The Stephens Group found that the combination of increased carnitine and increased insulin (above a threshold) increased skeletal muscle OCTN2 mRNA expression by 2.3 fold (Stephens Group, Insulin stimulates… (2006)) in addition to increasing the activity of Na+/K+ ATPase pump. This results in an increased availability of transporter which potentially increases the amount of carnitine that may be carried into the muscle cell.






The action of insulin however is most important in changing the membrane permeability in favor of carnitine inflow.

It has been demonstrated that the Na+ dependent uptake of other nutrients into skeletal muscle is increased by insulin, for example amino acids (Zorzano et al. 2000) and creatine (Green et al. 1996; Steenge et al. 1998).

Insulin is able to increase the flow of carnitine into skeletal muscle as follows.

Insulin increases Na+/K+ ATPase pump activity by increasing translocation (or movement) of alpha2 and beta1 pump subunits from an intracellular storage site to the plasma membrane (Sweeney & Klip, 1998), and through an increase in the sensitivity of the Na+/K+ ATPase pump to intracellular Na+ (Clausen, 1986, 2003; Ewart & Klip, 1995).
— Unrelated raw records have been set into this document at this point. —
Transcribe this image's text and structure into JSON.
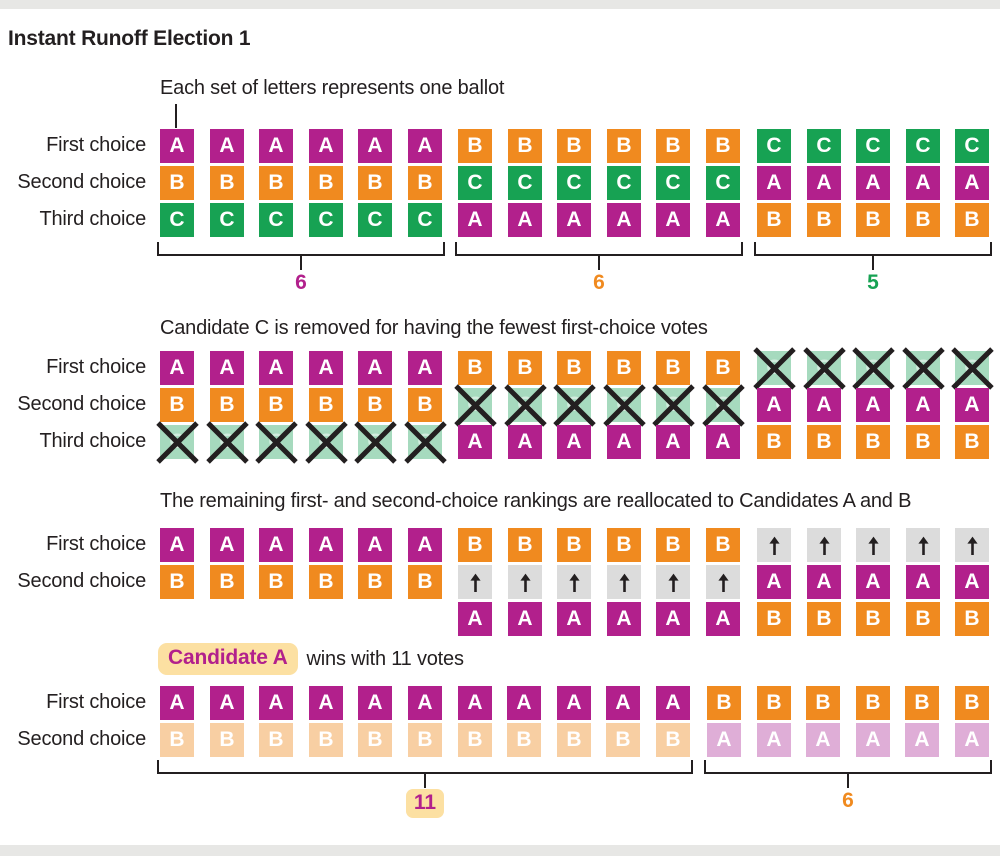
{
  "title": "Instant Runoff Election 1",
  "colors": {
    "magenta": "#b2208c",
    "orange": "#f08a1f",
    "green": "#17a253",
    "removed_green": "#a6dabe",
    "gray": "#dcdcdc",
    "faded_orange": "#f8cfa3",
    "faded_magenta": "#dfaed7",
    "highlight_yellow": "#fce0a2",
    "ink": "#231f20",
    "divider_gray": "#e7e7e5",
    "white": "#ffffff"
  },
  "icons": {
    "arrow_up": "up-arrow glyph in gray reallocation cell",
    "cross_out": "black X over removed candidate cell"
  },
  "cells": {
    "A": {
      "letter": "A",
      "bg": "magenta"
    },
    "B": {
      "letter": "B",
      "bg": "orange"
    },
    "C": {
      "letter": "C",
      "bg": "green"
    },
    "X": {
      "letter": "C",
      "bg": "removed_green",
      "variant": "crossed-out"
    },
    "UP": {
      "letter": "",
      "bg": "gray",
      "variant": "arrow-up"
    },
    "b": {
      "letter": "B",
      "bg": "faded_orange",
      "variant": "faded"
    },
    "a": {
      "letter": "A",
      "bg": "faded_magenta",
      "variant": "faded"
    }
  },
  "sections": [
    {
      "id": "initial",
      "header": "Each set of letters represents one ballot",
      "labels": [
        "First choice",
        "Second choice",
        "Third choice"
      ],
      "groups": [
        {
          "ballots": 6,
          "stack": [
            "A",
            "B",
            "C"
          ],
          "count": "6",
          "count_color": "magenta"
        },
        {
          "ballots": 6,
          "stack": [
            "B",
            "C",
            "A"
          ],
          "count": "6",
          "count_color": "orange"
        },
        {
          "ballots": 5,
          "stack": [
            "C",
            "A",
            "B"
          ],
          "count": "5",
          "count_color": "green"
        }
      ]
    },
    {
      "id": "c-removed",
      "header": "Candidate C is removed for having the fewest first-choice votes",
      "labels": [
        "First choice",
        "Second choice",
        "Third choice"
      ],
      "groups": [
        {
          "ballots": 6,
          "stack": [
            "A",
            "B",
            "X"
          ]
        },
        {
          "ballots": 6,
          "stack": [
            "B",
            "X",
            "A"
          ]
        },
        {
          "ballots": 5,
          "stack": [
            "X",
            "A",
            "B"
          ]
        }
      ]
    },
    {
      "id": "reallocated",
      "header": "The remaining first- and second-choice rankings are reallocated to Candidates A and B",
      "labels": [
        "First choice",
        "Second choice"
      ],
      "groups": [
        {
          "ballots": 6,
          "stack": [
            "A",
            "B"
          ]
        },
        {
          "ballots": 6,
          "stack": [
            "B",
            "UP",
            "A"
          ]
        },
        {
          "ballots": 5,
          "stack": [
            "UP",
            "A",
            "B"
          ]
        }
      ]
    },
    {
      "id": "result",
      "header_highlight": "Candidate A",
      "header_rest": "wins with 11 votes",
      "labels": [
        "First choice",
        "Second choice"
      ],
      "groups": [
        {
          "ballots": 11,
          "stack": [
            "A",
            "b"
          ],
          "count": "11",
          "count_color": "magenta",
          "count_highlighted": true
        },
        {
          "ballots": 6,
          "stack": [
            "B",
            "a"
          ],
          "count": "6",
          "count_color": "orange"
        }
      ]
    }
  ]
}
OCTN2 has equal affinity for sodium ion (Na+) and carnitine and bonds to both. With an increased Na+/K+ ATPase pump activity brought about by an increase in circulating insulin concentration intracellular Na+ concentration is lowered which increases the electrochemical gradient for Na+ and therefore increases Na+/carnitine cotransport.
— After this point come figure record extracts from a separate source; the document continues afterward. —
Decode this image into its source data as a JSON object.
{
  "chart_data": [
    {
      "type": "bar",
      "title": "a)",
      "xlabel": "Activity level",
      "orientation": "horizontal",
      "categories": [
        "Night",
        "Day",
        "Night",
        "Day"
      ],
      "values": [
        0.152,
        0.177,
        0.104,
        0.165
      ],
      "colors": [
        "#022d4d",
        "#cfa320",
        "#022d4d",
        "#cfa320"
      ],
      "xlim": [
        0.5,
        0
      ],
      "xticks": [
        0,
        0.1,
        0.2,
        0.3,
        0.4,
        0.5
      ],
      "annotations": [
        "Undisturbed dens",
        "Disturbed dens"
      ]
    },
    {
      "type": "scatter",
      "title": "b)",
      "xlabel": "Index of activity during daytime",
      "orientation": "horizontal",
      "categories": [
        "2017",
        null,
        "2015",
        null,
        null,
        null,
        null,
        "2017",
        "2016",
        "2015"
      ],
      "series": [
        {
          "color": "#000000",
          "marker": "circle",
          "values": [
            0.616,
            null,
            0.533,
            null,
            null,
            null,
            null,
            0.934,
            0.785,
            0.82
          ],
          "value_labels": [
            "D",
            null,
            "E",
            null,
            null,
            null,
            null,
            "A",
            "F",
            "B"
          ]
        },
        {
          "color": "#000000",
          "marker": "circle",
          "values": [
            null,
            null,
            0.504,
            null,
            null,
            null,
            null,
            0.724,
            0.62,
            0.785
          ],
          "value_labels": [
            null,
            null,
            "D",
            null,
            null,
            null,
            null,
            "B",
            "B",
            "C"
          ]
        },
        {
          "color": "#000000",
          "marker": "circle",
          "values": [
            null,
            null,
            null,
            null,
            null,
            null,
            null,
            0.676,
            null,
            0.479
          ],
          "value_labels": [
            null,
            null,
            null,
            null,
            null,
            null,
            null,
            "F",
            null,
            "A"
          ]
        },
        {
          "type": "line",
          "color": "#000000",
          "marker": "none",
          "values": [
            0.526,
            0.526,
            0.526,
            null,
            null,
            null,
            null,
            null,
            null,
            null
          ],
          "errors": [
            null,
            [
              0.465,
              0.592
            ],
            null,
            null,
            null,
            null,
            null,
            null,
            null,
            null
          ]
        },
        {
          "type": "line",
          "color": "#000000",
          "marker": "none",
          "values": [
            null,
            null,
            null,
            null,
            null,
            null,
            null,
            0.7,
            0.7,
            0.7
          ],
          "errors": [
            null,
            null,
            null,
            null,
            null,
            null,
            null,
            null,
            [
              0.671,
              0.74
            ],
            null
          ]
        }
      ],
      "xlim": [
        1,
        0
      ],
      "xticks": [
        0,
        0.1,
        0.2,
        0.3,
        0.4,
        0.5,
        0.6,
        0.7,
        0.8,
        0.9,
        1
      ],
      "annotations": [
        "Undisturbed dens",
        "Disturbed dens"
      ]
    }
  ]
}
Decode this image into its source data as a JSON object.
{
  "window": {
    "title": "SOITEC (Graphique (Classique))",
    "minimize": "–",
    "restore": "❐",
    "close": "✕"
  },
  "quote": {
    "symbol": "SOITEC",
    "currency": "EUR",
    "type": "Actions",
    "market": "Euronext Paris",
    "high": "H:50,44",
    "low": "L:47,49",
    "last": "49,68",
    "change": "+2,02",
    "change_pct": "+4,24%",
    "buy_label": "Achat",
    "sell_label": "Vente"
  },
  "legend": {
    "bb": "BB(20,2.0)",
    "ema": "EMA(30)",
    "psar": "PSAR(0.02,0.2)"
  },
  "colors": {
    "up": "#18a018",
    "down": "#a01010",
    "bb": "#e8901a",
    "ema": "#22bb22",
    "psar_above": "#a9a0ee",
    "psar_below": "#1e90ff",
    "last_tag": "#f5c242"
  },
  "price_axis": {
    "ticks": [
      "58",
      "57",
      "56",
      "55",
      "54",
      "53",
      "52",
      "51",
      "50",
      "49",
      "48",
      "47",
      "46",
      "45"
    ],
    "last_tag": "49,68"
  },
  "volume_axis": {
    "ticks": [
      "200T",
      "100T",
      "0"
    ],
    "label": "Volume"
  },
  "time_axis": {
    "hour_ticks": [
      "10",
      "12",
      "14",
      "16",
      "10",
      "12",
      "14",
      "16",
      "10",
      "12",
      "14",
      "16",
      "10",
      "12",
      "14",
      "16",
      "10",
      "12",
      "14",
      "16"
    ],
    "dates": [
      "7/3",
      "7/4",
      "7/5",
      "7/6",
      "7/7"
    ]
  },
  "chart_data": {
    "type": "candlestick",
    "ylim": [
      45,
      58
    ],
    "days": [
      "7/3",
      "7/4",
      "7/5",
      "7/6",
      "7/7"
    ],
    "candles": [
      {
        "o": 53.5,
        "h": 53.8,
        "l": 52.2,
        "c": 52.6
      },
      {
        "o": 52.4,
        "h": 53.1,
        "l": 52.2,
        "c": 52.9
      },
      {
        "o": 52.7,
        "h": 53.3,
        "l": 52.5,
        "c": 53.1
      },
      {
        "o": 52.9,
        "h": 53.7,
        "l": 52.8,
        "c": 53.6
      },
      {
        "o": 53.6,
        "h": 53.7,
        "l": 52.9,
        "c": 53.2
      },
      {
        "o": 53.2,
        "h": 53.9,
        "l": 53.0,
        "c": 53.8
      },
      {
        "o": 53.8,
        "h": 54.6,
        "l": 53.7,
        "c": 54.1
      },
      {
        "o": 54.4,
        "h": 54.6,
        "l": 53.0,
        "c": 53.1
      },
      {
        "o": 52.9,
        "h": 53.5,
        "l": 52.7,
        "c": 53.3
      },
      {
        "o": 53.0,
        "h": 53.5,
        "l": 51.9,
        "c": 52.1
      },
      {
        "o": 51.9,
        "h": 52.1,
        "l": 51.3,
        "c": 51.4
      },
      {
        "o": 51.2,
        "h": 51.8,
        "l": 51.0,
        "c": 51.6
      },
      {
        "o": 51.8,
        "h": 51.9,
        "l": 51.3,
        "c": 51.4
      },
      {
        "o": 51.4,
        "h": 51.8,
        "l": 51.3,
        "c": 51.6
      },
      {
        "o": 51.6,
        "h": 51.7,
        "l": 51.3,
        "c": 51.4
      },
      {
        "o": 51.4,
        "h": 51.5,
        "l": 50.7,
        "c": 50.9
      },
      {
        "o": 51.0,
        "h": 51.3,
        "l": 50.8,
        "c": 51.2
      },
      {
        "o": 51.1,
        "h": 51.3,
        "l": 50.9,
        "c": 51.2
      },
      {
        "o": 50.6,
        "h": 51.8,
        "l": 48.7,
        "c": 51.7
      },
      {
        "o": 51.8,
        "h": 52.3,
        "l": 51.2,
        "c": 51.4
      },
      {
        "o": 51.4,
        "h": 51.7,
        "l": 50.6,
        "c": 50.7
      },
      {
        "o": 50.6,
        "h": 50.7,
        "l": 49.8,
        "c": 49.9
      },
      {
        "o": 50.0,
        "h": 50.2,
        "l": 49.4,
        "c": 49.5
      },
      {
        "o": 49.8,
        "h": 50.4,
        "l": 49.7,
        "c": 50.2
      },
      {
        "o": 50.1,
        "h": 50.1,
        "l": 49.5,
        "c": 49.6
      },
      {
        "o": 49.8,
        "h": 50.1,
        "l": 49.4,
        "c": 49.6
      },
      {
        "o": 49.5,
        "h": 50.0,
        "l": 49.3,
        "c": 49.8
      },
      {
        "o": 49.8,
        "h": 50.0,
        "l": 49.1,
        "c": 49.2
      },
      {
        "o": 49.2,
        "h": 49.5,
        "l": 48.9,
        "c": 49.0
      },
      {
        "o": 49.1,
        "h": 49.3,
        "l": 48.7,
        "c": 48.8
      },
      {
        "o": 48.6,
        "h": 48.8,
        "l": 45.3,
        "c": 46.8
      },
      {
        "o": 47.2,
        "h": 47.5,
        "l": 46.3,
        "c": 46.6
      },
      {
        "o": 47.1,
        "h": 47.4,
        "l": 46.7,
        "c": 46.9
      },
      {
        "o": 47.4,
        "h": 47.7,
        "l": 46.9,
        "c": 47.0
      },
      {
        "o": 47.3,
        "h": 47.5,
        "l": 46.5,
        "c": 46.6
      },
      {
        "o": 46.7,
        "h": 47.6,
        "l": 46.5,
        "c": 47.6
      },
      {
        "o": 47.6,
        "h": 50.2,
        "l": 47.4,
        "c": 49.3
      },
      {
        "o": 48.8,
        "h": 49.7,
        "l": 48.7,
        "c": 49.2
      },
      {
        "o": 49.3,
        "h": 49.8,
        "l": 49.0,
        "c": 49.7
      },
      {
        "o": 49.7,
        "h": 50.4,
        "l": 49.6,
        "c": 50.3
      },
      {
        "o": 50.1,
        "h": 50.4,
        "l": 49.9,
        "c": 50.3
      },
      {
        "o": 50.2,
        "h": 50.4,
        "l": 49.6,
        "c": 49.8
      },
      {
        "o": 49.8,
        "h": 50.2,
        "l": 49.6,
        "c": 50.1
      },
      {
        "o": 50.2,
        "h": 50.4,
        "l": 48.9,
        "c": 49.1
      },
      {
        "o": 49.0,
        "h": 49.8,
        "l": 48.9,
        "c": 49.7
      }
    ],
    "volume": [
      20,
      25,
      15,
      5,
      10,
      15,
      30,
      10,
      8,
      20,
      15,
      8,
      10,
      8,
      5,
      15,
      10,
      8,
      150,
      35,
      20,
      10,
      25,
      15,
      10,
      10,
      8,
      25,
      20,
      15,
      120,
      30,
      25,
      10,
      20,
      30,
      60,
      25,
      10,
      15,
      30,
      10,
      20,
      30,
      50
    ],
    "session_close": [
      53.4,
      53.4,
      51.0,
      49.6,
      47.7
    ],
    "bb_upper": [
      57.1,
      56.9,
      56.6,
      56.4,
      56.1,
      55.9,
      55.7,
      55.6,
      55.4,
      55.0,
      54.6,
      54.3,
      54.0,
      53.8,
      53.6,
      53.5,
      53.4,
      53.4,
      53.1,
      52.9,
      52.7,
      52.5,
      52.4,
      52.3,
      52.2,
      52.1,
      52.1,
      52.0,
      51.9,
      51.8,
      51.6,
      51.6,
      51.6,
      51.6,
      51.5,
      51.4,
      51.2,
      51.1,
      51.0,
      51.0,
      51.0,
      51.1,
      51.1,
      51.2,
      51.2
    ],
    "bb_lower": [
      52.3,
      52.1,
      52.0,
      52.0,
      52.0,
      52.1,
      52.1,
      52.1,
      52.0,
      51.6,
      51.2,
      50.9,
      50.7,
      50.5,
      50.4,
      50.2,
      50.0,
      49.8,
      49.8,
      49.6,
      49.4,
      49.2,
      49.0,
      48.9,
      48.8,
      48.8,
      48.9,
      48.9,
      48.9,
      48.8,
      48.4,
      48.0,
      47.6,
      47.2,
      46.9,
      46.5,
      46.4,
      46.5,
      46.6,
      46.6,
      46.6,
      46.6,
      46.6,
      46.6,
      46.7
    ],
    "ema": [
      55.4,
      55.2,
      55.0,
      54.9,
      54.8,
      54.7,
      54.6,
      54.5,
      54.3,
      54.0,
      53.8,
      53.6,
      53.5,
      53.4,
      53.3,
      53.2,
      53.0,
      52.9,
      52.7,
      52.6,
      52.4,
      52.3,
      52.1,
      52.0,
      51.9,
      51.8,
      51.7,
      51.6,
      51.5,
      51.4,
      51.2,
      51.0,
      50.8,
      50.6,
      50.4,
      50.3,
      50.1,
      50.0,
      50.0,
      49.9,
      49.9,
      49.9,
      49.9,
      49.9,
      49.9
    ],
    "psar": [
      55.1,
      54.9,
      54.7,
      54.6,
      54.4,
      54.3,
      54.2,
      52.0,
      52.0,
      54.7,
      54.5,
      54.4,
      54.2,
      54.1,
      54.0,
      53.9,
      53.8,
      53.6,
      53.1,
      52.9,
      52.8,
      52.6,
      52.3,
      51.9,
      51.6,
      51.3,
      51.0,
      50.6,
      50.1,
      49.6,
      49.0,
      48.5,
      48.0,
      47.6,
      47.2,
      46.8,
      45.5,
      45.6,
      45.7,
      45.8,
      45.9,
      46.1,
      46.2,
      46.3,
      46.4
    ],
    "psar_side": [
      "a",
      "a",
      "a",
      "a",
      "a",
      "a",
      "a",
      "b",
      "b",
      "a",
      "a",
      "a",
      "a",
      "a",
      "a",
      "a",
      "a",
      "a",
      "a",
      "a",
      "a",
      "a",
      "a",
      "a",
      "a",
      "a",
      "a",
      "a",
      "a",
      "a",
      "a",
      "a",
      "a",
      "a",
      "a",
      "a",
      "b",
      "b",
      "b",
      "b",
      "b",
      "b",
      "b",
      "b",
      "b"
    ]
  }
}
This results in an increase of carnitine inside the muscle cell.


----------



## PRIDE (Feb 17, 2012)

*VII: Methodology and results*

The Stephens Group undertook a series of experiments building on each to create an overall understanding. In Insulin stimulates L-carnitine accumulation in human skeletal muscle, they were able to increase muscle total carnitine content by 13%. They achieved this by using what I will call an “overkill amount of L-carnitine” administered by infusion. They administered a 15mg/kg bolus w/in the 1st 10 minutes rapidly achieving a supraphysiological plasma concentration of about 500 umol/L. This was followed by 10mg/kg infused over the next 290 minutes to maintain hypercarnitinemia.

In addition they infused insulin at a dose I will call an “overkill amount”. The aim of study was to determine whether insulin could increase Na+/dependent skeletal muscle carnitine up-take in healthy human subjects as a result of increasing Na+/K+ ATPase pump activity. They were very much successful. The positive results of the study are incorporated in the previous section.

Using an identical protocol and intravenous L-carnitine & insulin amounts they undertook another study reported in An Acute Increase in Skeletal Muscle Carnitine Content Alters Fuel Metabolism in Resting Human Skeletal Muscle with the broader aim of determining the effect that an increase in skeletal muscle carnitine content would have on the integration of muscle fat and carbohydrate oxidation during and after hyper-insulinemia.

As in the previous study total carnitine content increased in skeletal muscle, this time by 15%.

This resulted in a 30% decrease in muscle PDC activity (carbohydrate metabolism) and a 40% decrease in muscle lactate content. After an overnight fast, muscle glycogen and LCA-CoA (long-chain acyl-CoA) content had increased by 30% and 40% respectively, in the carnitine group compared with control. The difference between the control and carnitine visits was not attributable to a difference in the amount of carbohydrate administered.

“Taken together, these findings lead us to conclude that the increase in muscle carnitine content observed in the present study inhibited glycolytic flux (decrease in lactate) and carbohydrate oxidation at the level of the PDC, thereby diverting muscle glucose uptake toward glycogen storage (nonoxidative glucose disposal).”

“The reciprocal relationship between carbohydrate and fat oxidation in skeletal muscle would suggest that the apparent decrease in carbohydrate flux observed was the result of, or resulted in, an increase in fat oxidation. Thus, these findings could be of major importance in the treatment of insulin-resistant states, such as obesity and type 2 diabetes, because both conditions are associated with an impaired ability of skeletal muscle to oxidize fatty acids, both at rest and during exercise. Furthermore, reducing or preventing intramuscular lipid accumulation increases insulin sensitivity.”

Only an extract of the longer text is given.